Une limitation significative des indemnités parlementaires permettrait de renforcer le Service de recherche du Parlement européen (EPRS) et d’élargir son mandat pour collaborer davantage avec les eurodéputés. Actuellement, les eurodéputés peuvent demander toute sorte d’aide à l’EPRS (collecte des données, analyses, etc.) sauf la plus importante: la rédaction de textes et d’amendements législatifs. Ce travail de rédaction est le premier service qu’offrent les lobbies aux eurodéputés. Il constitue le point de départ de toute influence et alimente certaines situations de dépendance quand ce service est offert régulièrement. Si les députés pouvaient compter sur le soutien d’un service public puissant, en mesure de traduire leurs priorités et aspirations politiques, via des textes concrets et solides juridiquement, un levier important de l’influence des intérêts organisés disparaîtrait.

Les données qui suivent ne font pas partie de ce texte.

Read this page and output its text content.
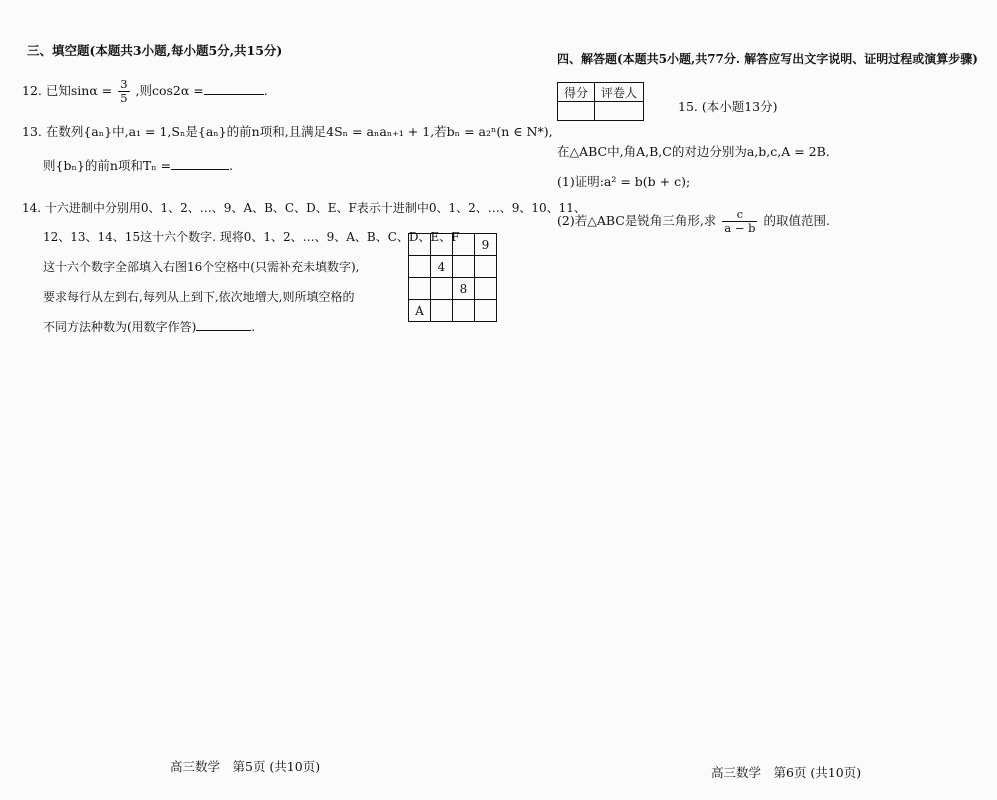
三、填空题(本题共3小题,每小题5分,共15分)
12. 已知$\sin\alpha = \frac{3}{5}$ ,则cos2α =	.
13. 在数列{aₙ}中,a₁ = 1,Sₙ是{aₙ}的前n项和,且满足4Sₙ = aₙaₙ₊₁ + 1,若bₙ = a₂ⁿ(n ∈ N*),
则{bₙ}的前n项和Tₙ =	.
14. 十六进制中分别用0、1、2、…、9、A、B、C、D、E、F表示十进制中0、1、2、…、9、10、11、
12、13、14、15这十六个数字. 现将0、1、2、…、9、A、B、C、D、E、F
这十六个数字全部填入右图16个空格中(只需补充未填数字),
要求每行从左到右,每列从上到下,依次地增大,则所填空格的
不同方法种数为(用数字作答)	.
			9
	4		
		8	
A			
高三数学　第5页 (共10页)
四、解答题(本题共5小题,共77分. 解答应写出文字说明、证明过程或演算步骤)
得分	评卷人

15. (本小题13分)
在△ABC中,角A,B,C的对边分别为a,b,c,A = 2B.
(1)证明:a² = b(b + c);
(2)若△ABC是锐角三角形,求 $\frac{c}{a - b}$ 的取值范围.
高三数学　第6页 (共10页)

Réussir son rapport dans la plénière et faire accepter une partie considérable de celui-ci par le Conseil de l’UE lors des trilogues ne dépendrait plus du soutien des lobbies qu’un député pourrait rallier, car il pourrait compter sur un soutien technique global de la part de l’administration. Ceci pourrait amener à un changement important dans la culture de travail, en donnant aux eurodéputés les outils nécessaires pour réaliser les mandats qu’ils ont reçus des électeurs, indépendamment des différents intérêts organisés.
Au-delà d’une transparence réellement contraignante et de la réforme du mode de financement du travail parlementaire, une troisième mesure cruciale est absente tant de la résolution du 15 décembre 2022 que des propositions de R. Metsola: l’interdiction pure et simple de tout emploi parallèle des eurodéputés, comme c’est le cas pour les Commissaires européens. Entre suivi des réunions, travail de préparation, négociations internes et externes et travail de terrain, la semaine de travail d’un député qui respecte le mandat de ses électeurs atteint aisément les 50 ou 60 heures. C’est bien pour cela que ce mandat s’accompagne d’un salaire confortable et d’une allocation de transition à l’issue de celui-ci. Aucune raison ne justifie donc de continuer à autoriser environ un eurodéputé sur trois à conserver ses contrats de travail en parallèle. Le Parlement européen n’a plus le luxe de laisser subsister ces points d’ombre.